The court noted that none of the cases reviewed dealt with one factor alone. In every case, there were a multitude of factors which had to be carefully considered and weighed in determining whether to terminate parenting time was in the best interests of a child.
The court continued, at para. 137,
As the termination of access is the most extreme remedy to be ordered in only the most exceptional circumstances, the court must carefully consider the option of supervision prior to termination. It is possible through a supervision order to do the following: protect children from risk of harm; continue or promote the parent/child relationship; direct the access parent to engage in programming, counselling or treatment to deal with issues relevant to parenting; create a bridge between no relationship and a normal parenting relationship; and, avoid or reduce the conflict between parents and thus, the impact upon children.
The court noted, at para. 138, “Supervised access is seldom viewed as an indefinite order or long-term solution…There may be occasions, however, where medium or longer term supervised access is in the child’s best interests.”
The court then quoted Professor Martha Bailey’s article “Supervised Access: A Long Term Solution?” 37 Family and Conciliation Courts Rev. 478 (October 1999), wherein she said, at p. 480,
The issue of whether long term supervised access is in the best interests of the child must be determined on a case by case basis, taking into consideration all circumstances relevant to the best interests of the child.

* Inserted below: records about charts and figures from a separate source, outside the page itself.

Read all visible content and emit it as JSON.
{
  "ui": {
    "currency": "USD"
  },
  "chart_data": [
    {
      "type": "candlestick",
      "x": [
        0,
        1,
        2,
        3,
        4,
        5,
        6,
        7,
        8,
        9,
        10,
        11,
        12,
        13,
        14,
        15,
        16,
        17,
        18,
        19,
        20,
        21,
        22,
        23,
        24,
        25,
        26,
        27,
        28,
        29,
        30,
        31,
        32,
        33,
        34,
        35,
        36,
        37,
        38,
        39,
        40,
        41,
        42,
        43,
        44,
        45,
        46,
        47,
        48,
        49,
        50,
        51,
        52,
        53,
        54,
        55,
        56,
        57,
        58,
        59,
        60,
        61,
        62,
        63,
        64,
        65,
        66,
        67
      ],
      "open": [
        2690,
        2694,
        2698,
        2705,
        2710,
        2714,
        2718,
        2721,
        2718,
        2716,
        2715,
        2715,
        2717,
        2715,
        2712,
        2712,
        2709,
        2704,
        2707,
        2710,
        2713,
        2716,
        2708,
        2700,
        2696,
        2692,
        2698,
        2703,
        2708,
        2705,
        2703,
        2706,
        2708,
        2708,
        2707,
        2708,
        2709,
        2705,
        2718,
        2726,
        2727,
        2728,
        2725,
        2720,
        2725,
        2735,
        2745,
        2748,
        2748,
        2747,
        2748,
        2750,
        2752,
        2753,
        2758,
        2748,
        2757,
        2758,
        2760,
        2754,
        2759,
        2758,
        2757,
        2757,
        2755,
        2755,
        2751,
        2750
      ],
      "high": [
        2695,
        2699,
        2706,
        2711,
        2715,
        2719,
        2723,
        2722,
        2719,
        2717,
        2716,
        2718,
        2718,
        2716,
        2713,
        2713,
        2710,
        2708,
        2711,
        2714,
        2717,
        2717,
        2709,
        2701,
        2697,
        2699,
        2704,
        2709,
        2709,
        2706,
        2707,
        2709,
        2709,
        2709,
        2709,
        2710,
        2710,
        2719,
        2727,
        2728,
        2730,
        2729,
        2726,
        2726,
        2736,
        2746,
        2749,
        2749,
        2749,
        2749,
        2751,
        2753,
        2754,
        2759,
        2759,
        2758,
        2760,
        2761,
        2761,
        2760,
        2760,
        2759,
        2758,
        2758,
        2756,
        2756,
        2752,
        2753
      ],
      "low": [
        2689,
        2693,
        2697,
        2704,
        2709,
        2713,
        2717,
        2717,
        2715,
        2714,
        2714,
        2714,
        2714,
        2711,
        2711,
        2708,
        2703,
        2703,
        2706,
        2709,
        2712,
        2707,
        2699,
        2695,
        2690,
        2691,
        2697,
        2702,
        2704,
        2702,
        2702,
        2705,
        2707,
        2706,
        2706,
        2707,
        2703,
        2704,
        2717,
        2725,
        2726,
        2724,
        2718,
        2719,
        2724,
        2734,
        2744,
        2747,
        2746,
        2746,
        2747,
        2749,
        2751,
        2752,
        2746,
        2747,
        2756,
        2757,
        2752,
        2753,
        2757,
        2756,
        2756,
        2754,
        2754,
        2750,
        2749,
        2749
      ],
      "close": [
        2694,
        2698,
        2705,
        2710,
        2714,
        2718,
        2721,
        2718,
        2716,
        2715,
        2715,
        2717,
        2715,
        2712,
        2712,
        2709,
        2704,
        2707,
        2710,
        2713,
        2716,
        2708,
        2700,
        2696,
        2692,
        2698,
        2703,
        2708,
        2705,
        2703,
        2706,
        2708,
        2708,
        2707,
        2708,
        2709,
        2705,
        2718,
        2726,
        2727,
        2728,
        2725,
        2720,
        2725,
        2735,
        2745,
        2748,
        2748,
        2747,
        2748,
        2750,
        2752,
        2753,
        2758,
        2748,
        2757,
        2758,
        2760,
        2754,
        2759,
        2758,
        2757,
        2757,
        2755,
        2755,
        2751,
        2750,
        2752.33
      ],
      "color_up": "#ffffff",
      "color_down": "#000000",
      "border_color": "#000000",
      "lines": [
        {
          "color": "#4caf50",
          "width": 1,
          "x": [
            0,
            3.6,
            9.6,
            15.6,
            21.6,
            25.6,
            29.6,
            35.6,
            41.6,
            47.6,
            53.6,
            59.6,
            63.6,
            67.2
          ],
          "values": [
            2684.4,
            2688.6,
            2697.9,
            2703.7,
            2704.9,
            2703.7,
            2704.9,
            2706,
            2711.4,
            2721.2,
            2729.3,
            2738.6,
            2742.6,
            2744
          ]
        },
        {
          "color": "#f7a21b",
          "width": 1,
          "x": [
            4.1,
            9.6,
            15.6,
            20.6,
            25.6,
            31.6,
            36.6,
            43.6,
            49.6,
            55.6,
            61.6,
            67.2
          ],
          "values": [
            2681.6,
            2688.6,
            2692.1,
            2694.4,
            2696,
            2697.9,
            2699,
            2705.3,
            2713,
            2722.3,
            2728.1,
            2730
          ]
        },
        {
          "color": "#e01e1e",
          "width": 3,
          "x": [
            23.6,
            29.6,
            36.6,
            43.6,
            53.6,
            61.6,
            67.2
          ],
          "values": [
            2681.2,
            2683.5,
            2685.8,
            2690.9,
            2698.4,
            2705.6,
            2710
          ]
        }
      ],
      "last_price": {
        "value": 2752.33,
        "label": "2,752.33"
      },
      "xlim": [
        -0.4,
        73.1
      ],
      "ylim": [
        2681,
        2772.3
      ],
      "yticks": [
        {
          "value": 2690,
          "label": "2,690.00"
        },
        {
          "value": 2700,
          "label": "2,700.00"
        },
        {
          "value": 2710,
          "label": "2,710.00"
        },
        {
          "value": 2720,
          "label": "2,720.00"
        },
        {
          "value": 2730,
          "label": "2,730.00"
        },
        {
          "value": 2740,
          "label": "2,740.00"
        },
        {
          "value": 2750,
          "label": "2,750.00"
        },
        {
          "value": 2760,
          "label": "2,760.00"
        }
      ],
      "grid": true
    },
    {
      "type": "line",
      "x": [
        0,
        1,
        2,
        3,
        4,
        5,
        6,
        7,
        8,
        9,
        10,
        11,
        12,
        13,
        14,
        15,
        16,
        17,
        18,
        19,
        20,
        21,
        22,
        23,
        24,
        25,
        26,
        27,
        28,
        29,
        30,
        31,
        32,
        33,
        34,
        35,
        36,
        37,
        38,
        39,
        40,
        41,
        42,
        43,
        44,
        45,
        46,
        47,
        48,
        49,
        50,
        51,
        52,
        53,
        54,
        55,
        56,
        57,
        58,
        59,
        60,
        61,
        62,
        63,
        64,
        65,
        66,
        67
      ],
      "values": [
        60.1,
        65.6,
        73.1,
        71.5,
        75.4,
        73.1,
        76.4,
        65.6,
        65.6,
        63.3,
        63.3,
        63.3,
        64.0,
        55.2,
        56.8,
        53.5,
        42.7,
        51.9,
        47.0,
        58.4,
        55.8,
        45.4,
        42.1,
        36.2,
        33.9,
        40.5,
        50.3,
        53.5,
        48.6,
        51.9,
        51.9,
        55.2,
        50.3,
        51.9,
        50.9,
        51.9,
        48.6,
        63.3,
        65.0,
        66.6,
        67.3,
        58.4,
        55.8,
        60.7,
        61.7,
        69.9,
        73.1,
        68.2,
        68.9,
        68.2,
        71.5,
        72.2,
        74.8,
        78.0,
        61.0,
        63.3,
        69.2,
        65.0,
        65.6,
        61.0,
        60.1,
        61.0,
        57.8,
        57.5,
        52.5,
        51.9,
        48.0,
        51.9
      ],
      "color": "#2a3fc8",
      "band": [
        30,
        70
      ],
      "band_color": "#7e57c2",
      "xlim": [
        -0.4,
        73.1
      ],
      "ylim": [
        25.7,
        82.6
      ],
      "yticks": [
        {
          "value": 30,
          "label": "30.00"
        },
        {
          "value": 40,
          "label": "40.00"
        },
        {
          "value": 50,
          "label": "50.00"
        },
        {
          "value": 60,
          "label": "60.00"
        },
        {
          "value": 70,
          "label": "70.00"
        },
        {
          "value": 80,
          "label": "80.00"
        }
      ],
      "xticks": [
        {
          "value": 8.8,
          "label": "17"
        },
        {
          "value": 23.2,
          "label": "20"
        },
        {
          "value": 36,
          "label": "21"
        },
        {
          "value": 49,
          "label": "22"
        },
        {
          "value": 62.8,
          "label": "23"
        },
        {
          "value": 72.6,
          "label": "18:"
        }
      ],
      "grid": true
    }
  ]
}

The question then is whether there are any circumstances under which long term supervised access will be in the best interests of the child, even where unsupervised access is not a future option.
The court continued, at para. 140,
In my view, supervised access, whether short, medium or long term, should always be considered as an alternative to a complete termination of the parent/child relationship. Clearly, if there has been an attempt at supervised access which has proven unworkable, such as where the access parent continually misses visits or is inappropriate during the access then termination must be considered…If the purpose of supervised access is for the access parent to attend treatment or counselling and there is a refusal or unwillingness to follow through, then, to continue supervised access may not be a viable option.
The court also stated, at para. 149, “Although supervised access can continue on more than just a short term basis, it is never a permanent solution to access problems.”